Sources: Call by Russian spy Chapman to dad in Moscow led U.S. to hasten arrests
By Walter Pincus
Washington Post Staff Writer
Monday, July 12, 2010
An anxious June 26 phone call from Russian spy Anna Chapman to her father, a KGB veteran working in Moscow's Ministry of Foreign Affairs, led the Obama administration to hasten the arrests the next day of Chapman and nine other "illegals" in the United States, according to U.S. law enforcement and intelligence sources.
In the call to Moscow, apparently monitored by the United States, Chapman voiced suspicions that she might have been discovered.

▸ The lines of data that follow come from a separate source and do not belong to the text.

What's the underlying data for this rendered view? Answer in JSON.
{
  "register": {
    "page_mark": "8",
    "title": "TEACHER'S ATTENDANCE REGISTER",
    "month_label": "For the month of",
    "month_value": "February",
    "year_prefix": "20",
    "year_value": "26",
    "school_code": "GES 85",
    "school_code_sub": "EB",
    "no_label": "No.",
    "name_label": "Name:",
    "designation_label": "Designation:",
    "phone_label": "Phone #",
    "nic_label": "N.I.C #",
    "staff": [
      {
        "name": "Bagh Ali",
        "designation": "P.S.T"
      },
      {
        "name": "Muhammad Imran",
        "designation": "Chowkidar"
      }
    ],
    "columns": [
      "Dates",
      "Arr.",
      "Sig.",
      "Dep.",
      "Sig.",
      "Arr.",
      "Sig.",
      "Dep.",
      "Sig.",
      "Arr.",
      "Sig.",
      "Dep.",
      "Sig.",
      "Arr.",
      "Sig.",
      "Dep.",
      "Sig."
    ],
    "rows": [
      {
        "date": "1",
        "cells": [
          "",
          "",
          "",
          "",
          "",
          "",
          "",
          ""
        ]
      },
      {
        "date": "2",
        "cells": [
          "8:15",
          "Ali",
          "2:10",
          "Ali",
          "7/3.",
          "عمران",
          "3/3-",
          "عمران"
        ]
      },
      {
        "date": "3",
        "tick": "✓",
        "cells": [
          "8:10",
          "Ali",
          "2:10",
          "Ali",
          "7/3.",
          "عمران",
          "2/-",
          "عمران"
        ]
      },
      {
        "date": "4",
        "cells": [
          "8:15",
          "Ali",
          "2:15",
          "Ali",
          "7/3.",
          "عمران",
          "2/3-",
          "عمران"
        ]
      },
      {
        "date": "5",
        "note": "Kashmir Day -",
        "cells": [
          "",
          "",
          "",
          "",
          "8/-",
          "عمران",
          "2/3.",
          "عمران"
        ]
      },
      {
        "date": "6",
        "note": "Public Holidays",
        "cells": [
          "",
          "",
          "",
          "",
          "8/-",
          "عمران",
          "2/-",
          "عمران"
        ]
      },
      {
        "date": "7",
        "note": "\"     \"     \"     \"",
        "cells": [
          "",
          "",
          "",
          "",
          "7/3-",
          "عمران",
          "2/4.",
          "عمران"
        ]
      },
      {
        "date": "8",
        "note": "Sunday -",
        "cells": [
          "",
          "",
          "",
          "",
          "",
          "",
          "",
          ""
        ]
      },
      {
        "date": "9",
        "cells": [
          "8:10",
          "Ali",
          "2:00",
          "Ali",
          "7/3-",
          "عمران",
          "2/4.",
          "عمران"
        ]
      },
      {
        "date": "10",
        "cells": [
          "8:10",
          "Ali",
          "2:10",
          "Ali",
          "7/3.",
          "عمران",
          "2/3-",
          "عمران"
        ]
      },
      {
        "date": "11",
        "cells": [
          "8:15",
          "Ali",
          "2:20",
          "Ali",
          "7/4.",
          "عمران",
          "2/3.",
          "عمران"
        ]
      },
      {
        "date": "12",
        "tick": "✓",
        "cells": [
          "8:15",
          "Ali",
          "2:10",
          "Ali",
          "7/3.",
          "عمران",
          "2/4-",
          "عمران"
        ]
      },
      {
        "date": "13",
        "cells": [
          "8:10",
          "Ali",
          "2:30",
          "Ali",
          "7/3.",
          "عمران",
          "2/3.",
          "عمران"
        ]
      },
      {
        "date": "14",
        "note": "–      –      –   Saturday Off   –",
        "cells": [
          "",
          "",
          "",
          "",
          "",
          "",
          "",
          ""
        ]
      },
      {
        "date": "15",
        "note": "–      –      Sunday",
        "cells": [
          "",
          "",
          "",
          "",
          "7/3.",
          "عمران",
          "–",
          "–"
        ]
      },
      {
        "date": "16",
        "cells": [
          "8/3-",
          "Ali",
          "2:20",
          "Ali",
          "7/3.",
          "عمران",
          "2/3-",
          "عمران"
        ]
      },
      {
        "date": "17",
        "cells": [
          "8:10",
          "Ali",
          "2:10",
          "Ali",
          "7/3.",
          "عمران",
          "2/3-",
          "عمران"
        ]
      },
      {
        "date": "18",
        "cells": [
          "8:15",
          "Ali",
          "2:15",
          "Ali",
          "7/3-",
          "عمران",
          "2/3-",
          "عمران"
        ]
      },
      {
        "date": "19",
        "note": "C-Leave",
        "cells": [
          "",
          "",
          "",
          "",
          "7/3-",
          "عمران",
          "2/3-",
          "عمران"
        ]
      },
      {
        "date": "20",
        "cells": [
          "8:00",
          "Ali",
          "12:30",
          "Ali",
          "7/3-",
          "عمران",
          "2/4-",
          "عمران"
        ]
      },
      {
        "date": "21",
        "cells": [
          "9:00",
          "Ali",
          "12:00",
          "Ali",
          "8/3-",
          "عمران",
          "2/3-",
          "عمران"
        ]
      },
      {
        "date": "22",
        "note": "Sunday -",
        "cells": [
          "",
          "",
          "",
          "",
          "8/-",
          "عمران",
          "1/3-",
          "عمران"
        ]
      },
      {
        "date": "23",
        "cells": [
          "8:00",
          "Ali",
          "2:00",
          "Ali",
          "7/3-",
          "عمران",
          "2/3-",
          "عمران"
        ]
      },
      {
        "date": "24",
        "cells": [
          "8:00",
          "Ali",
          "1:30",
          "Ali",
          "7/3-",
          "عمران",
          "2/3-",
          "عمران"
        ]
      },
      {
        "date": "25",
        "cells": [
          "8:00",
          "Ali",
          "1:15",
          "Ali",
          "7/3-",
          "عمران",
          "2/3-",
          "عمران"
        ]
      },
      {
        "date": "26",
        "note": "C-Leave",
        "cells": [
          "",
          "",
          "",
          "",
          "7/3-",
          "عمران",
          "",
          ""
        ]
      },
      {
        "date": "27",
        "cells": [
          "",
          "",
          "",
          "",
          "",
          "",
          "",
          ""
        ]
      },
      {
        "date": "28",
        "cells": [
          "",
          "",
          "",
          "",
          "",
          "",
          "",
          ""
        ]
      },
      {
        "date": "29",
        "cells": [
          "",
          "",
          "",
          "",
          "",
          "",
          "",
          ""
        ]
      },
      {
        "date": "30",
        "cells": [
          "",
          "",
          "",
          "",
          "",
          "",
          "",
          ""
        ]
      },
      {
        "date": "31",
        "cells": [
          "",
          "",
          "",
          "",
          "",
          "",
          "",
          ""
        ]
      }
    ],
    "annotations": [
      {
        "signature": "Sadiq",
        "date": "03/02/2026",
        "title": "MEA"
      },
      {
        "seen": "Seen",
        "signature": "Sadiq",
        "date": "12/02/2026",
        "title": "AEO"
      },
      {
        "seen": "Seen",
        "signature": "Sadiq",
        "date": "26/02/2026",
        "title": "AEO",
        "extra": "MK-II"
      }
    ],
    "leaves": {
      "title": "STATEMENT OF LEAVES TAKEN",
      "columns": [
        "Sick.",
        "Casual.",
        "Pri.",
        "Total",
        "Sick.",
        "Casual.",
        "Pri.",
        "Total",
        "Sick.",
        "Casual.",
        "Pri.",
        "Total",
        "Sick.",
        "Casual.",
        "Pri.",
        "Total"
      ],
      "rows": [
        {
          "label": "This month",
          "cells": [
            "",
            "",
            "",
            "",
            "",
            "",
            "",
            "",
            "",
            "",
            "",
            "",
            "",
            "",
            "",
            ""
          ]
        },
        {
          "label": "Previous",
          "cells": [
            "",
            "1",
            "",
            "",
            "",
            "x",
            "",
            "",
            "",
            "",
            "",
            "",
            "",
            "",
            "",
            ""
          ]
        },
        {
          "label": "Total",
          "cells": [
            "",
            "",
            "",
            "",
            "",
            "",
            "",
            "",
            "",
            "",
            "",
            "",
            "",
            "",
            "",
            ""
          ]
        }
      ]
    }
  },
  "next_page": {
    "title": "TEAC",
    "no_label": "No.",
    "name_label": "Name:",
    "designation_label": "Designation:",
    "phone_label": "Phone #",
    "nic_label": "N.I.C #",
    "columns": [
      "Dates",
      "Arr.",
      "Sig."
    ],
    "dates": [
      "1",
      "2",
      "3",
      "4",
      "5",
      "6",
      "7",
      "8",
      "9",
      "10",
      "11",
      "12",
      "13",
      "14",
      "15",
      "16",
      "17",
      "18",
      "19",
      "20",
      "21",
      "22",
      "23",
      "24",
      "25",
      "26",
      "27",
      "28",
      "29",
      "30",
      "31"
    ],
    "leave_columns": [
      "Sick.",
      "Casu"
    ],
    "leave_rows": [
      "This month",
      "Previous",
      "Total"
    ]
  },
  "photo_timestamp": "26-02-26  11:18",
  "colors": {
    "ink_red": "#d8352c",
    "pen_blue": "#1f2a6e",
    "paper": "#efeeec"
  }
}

Planning had begun in mid-June to arrest four couples, who had been under FBI surveillance for years, plus Chapman, 28, and another new Russian "illegal" Mikhail Semenov, who had been in the United States for only months. Part of the plan involved getting Chapman and Semenov to undertake acts, at the suggestion of FBI informants, that would enable them to be indicted for more than just carrying on secret communications with Russian officials.
Chapman's call to Moscow, after a troubling meeting with an FBI informant, came on the eve of a scheduled trip by one of the other Russians, Richard Murphy. He was to leave for Moscow the next day to consult with his superiors at Moscow Center, headquarters of the SVR, Russia's foreign intelligence agency.